One large leek, cleaned and sliced into 50 mm rounds

Zest of one lemon (use a grater or vegetable peeler to slice off the yellow outer layer of the lemon)

Juice of one lemon

100 g crumbled goat cheese or feta cheese

Ten walnuts chopped into small pieces

Ten sheets of filo pastry

50 ml olive oil blended with 50 ml of milk or natural yogurt to make a glaze for the filo pastry

A sprinkling of thyme and chili pepper flakes

Method

Pre-heat the oven to 200 °C (gas mark 6)

While the oven warms up, heat a dash of olive oil and a knob of butter in a heavy-based pan. Add the leeks and half the lemon zest and cook over a medium heat. When the leeks are softened, add the lemon juice and a sprinkle of thyme and raise the heat to reduce the liquid for a minute or so.

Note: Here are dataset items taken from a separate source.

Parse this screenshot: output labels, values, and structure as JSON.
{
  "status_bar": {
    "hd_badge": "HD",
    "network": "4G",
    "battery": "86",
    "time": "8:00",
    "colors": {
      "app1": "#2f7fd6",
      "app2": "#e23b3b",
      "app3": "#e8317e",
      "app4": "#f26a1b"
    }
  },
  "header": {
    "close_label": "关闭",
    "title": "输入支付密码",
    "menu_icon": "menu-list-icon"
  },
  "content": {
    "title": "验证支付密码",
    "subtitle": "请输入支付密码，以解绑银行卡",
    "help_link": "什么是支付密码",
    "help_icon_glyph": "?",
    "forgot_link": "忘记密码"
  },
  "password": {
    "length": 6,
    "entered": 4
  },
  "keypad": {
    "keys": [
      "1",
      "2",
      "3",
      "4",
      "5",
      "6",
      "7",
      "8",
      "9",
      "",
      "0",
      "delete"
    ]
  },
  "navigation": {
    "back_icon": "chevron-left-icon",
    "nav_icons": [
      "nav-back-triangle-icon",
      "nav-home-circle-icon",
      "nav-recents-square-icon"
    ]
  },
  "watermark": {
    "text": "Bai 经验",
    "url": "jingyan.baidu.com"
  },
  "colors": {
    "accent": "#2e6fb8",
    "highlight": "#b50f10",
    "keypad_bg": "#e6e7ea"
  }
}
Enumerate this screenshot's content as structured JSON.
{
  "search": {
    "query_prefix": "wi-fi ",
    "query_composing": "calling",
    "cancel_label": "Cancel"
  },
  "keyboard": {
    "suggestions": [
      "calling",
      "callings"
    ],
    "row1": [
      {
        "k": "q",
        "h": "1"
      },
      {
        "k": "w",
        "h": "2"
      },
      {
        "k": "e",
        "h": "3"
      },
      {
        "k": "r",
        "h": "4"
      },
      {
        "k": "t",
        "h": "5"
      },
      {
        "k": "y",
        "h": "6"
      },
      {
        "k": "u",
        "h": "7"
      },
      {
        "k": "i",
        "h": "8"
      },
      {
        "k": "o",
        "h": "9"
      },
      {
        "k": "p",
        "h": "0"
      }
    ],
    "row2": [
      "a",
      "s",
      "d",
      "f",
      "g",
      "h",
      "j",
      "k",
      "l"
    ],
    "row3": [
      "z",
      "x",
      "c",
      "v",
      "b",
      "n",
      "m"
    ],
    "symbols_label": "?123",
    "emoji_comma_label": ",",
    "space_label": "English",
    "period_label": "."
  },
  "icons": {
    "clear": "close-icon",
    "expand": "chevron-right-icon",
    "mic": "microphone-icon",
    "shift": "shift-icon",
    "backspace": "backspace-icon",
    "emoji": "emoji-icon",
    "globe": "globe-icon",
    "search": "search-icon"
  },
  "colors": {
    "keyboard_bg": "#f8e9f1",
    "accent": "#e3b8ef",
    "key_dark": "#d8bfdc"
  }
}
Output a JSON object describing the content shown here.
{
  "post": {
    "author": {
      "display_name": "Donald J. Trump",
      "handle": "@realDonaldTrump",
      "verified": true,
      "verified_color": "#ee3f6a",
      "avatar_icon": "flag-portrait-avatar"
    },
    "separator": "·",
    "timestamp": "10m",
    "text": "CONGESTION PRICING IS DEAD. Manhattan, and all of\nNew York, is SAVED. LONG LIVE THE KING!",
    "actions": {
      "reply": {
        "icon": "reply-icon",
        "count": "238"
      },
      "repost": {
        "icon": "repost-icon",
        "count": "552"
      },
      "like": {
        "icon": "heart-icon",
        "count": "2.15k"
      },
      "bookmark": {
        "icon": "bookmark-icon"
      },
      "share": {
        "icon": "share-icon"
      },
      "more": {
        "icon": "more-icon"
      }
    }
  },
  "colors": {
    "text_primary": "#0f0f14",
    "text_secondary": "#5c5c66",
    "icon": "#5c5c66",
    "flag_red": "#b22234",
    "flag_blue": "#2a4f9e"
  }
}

Now prepare the tart base. Layer sheets of filo pastry in a greased dish; as you go brush the glaze over each layer of filo pastry. (NB: If you can’t find filo pastry, any other sort of pastry will do the job).

Pour the leaks onto the tart base then crumble the goat cheese and sprinkle the walnuts pieces over the leeky layer. Add chili flakes, black pepper and thyme to taste – the salt from the cheese should be sufficient, but add more if you want. Drizzle a bit more olive oil over the tart.

Bake at 200 °C (gas mark 6) for 30 minutes or until the cheese starts to brown.

Remove from the oven and garnish with the rest of the lemon zest and a few more sprigs of thyme.

Serve with a green salad or side dishes of your choice.